MOSCOW—Russia wants to use music by 19th-century composer Pyotr Tchaikovsky as its replacement anthem for the Tokyo Olympics, the president of the country’s Olympic committee said Thursday.

Russia’s team name, flag and national anthem were banned for two years from the Olympics and world championships in December.

Russian Olympic Committee President Stanislav Pozdnyakov said officials had already discussed the Tchaikovsky excerpt with the International Olympic Committee and are waiting for approval. The same music was used at some speedskating events this year. In most other sports which have held world championship events, the competition organizers’ anthems were used, rather than any Russian music.

“We have found a compromise for all the parties. We hope that the International Olympic Committee will accept our proposal in the short term,” Pozdnyakov said.

The Court of Arbitration for Sport this month blocked Russia’s first choice for the Olympics, the patriotic folk song “Katyusha.” It cited a provision in the December ruling that the team couldn’t use “any anthem linked to Russia.”

However, CAS hasn’t fully clarified what that means in practice—whether it will block any other music by Russian composers, or whether Russian officials should be allowed to choose at all. Pozdnyakov said that while Tchaikovsky was a Russian, his music should be considered “part of the world’s musical legacy.”

The Russian team in Tokyo will be officially known as “ROC,” and will use the flag of the country’s Olympic committee rather than the national tricolor.

Airbnb Inc., meanwhile, was asked to drop its sponsorship connections to next year’s Beijing’s Winter Olympics by a coalition of 150 human-rights campaigners.

The coalition is headed by groups that oppose rights violations in China including the detention of Muslim Uyghurs in the Xinjiang region.
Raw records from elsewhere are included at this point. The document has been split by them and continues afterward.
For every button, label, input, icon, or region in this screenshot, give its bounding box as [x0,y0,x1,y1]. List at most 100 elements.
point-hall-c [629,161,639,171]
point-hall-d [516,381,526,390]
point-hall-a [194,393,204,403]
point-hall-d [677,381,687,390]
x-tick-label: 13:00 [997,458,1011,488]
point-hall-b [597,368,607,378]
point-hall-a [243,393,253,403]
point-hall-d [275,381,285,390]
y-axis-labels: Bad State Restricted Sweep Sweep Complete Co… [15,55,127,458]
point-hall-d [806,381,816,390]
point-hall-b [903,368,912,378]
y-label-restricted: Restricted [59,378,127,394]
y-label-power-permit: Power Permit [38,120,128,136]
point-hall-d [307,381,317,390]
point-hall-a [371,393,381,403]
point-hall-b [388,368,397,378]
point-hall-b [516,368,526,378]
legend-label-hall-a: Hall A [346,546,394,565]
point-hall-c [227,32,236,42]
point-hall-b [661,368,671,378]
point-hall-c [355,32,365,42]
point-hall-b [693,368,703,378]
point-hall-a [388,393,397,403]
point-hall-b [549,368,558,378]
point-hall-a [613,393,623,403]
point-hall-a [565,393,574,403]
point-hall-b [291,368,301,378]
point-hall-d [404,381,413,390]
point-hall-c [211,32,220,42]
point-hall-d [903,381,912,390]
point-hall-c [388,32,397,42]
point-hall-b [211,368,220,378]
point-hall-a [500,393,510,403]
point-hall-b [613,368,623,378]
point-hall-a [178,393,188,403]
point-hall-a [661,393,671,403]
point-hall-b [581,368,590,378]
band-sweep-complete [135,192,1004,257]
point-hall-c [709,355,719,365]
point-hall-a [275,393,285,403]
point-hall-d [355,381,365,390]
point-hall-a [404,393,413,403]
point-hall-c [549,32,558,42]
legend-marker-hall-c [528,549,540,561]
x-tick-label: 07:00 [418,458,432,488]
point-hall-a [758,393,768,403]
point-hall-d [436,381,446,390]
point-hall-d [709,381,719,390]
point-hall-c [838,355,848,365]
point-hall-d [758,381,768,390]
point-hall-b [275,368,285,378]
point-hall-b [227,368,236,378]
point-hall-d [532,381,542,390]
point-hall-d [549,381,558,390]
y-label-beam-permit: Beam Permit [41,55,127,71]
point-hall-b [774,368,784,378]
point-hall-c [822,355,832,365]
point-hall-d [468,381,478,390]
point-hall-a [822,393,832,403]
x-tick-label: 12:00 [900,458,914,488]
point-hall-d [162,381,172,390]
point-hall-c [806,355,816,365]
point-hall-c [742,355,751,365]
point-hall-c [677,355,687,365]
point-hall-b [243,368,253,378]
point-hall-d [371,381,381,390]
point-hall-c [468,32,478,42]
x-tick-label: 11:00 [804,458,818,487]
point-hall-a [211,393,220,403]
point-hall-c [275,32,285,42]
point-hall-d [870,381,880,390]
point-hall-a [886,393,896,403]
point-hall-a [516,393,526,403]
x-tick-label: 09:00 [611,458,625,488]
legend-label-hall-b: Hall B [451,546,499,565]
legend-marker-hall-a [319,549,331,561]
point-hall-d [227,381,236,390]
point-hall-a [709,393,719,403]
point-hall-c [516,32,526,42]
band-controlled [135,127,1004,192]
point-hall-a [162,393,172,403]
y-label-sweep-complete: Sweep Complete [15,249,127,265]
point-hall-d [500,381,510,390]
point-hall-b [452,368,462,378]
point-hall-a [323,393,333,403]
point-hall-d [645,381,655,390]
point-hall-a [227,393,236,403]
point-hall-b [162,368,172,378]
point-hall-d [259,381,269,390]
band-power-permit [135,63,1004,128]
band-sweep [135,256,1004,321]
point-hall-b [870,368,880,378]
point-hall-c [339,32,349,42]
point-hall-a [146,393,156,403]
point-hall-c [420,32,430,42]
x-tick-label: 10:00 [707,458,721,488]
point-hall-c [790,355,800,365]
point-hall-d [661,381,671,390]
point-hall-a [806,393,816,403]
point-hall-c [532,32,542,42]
Airbnb is one of the International Olympic Committee’s leading 15 sponsors. Included in the group are companies like Coca-Cola, Samsung, Visa, Toyota, Alibaba, Panasonic, Intel, and Procter and Gamble.

Airbnb, the home-sharing business, is being targeted because of repeated claims about the “social responsibility” it practices in its business model.

The Beijing Winter Olympics open on February 4, 2022.

Associated Press received the open letter sent on Tuesday to Airbnb CEO Brian Chesky. The letter argues that Airbnb is trying to drive tourism in China at the expense of Uyghurs and Tibetans who cannot travel freely in the country.

“Airbnb is also glossing over China’s horrifying human rights record and normalizing to the public what is recognized under international law as a deeply restrictive environment,” the letter said. “Airbnb should not be encouraging a wider tourist industry to be supported and allowed to flourish at the expense of Uyghur and Tibetan rights.”

The top 15 sponsors paid the IOC about $1 billion in cash or services in the last complete, four-year Olympic cycle, to be associated with the games. Airbnb signed up in November of 2019.

Rights groups are trying to pressure IOC sponsors and are pushing for a diplomatic boycott of the games — or even a hard boycott—to call attention to alleged abuses against Uyghurs, Tibetans, and residents of Hong Kong.

China says “political motives” underlie the boycott effort. The Chinese describe the detention camps in Xinjiang as vocational centers.

“China firmly rejects the politicization of sports and opposes using human rights issues to interfere in other countries’ internal affairs,” foreign ministry spokesman Zhao Lijian said earlier this month. He said an effort at a boycott “is doomed to failure.”